A dual resonant antenna configuration is developed for multistandard multifunction mobile handsets and portable computers. Only two wideband resonant antennas can cover most of the LTE spectrums in portable communication equipment. The bandwidth that can be covered by each antenna exceeds 70% without using any matching or tuning circuits, with efficiencies that reach 80%. Thus, a dual configuration of them is capable of covering up to 39 LTE (4G) bands besides the existing 2G and 3G bands. 2 × 2 MIMO configurations have been also developed for the two wideband antennas with a maximum isolation and a minimum correlation coefficient between the primary and the diversity antennas.

Low-Interference Dual Resonant Antenna Configurations for Multistandard Multifunction Handsets and Portable Computers

Low-interference dual resonant antenna configurations are developed for multistandard multifunction mobile handsets and portable computers. Only two wideband resonant antennas can cover most of the important wireless applications in portable communication equipment. The frequency bands of the dual antenna configuration can be adjusted according to the wireless applications that are required to be covered. The bandwidth that can be covered by each antenna is about 80% without using matching or tuning circuits. Three sample dual antenna configurations with different frequency bands are presented. The interference between the low-band and high-band antennas of these three configurations is investigated, and the ways of reducing this interference are studied. The most effective factor on the interference between the low-band and high-band antennas is their relative orientations. When the low-band and high-band antennas of each configuration are perpendicular to each other, the isolation between them significantly increases. This eliminates the need for any special tools or techniques to suppress the mutual coupling between them. The new antennas have very small cross-sectional areas, and they are made of a flexible material. They do not require any additional components or ground planes. They can be used as internal, external, or partially internal and partially external antennas.

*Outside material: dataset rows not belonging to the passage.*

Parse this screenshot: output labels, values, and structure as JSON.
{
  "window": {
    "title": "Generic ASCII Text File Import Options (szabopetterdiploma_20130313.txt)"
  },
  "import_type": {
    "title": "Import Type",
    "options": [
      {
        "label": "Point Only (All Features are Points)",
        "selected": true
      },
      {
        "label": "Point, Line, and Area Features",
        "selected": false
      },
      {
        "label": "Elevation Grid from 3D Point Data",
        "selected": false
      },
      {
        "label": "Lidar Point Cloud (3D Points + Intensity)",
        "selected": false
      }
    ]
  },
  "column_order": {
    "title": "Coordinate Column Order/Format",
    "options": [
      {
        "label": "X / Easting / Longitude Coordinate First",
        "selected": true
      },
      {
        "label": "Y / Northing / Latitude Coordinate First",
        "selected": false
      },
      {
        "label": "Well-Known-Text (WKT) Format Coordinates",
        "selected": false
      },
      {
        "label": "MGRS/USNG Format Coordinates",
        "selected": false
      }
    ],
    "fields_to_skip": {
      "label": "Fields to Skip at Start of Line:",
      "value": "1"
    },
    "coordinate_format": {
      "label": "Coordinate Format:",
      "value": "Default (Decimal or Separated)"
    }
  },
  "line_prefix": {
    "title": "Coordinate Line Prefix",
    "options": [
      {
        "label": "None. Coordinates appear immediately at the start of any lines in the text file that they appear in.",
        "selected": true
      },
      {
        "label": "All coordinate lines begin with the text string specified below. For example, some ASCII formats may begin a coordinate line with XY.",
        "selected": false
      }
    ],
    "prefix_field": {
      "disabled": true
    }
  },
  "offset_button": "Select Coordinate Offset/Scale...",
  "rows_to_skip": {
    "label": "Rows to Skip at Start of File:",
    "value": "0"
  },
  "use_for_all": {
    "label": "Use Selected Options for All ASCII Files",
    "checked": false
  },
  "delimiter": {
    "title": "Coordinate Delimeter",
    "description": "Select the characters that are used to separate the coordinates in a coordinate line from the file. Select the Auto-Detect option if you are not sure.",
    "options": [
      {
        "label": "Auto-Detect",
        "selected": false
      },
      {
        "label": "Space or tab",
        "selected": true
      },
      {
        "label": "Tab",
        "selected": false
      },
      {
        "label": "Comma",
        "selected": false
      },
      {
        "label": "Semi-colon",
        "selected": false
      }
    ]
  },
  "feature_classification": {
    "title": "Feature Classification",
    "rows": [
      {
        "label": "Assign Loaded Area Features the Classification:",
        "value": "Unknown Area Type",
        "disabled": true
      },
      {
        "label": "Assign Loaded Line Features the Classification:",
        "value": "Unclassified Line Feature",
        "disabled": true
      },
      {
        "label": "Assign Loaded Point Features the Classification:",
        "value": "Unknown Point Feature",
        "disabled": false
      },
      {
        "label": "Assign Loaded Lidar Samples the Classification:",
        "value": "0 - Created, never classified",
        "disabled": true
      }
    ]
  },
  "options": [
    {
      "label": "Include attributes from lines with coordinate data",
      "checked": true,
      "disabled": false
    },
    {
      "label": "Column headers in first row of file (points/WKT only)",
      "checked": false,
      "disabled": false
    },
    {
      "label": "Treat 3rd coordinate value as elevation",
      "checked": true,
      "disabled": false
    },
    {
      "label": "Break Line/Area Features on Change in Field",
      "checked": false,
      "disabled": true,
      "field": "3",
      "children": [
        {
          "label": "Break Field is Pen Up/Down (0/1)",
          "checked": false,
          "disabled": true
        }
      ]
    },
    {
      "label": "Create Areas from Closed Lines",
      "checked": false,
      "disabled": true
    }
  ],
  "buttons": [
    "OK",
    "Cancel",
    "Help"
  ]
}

A Novel Internal Dual-Polarized EBG Antenna for Indoor Reception of UHF Terrestrial Digital TV Broadcasting

A novel internal antenna has been developed for indoor reception of UHF terrestrial digital TV broadcasting. The overall size of some configurations of the new antenna is less than 2 cm3, and its weight is less than 1 gm. It is made of a flexible material that can be bent or folded and shaped in any form. It is an unbalanced resonant antenna that does not need a matching circuit. The new antenna can be fully embedded inside TV sets or portable computers. It has a bandwidth of about 68%. Thus, it can also cover the bands of GSM and CDMA, which is advantageous in case of portable computers. The new antenna is linearly polarized. It can be easily modified to be dual polarized by combining two orthogonal antennas with one or two feed points. The overall efficiency of some configurations of the new indoor digital TV receiving antenna is more than 80%, and its peak gain is about 2 dBi over the whole UHF band. The peak gain can be increased to more than 5 dBi by adding EBG (electromagnetic bandgap) structures. The EBG structure also increases the efficiency to around 90%.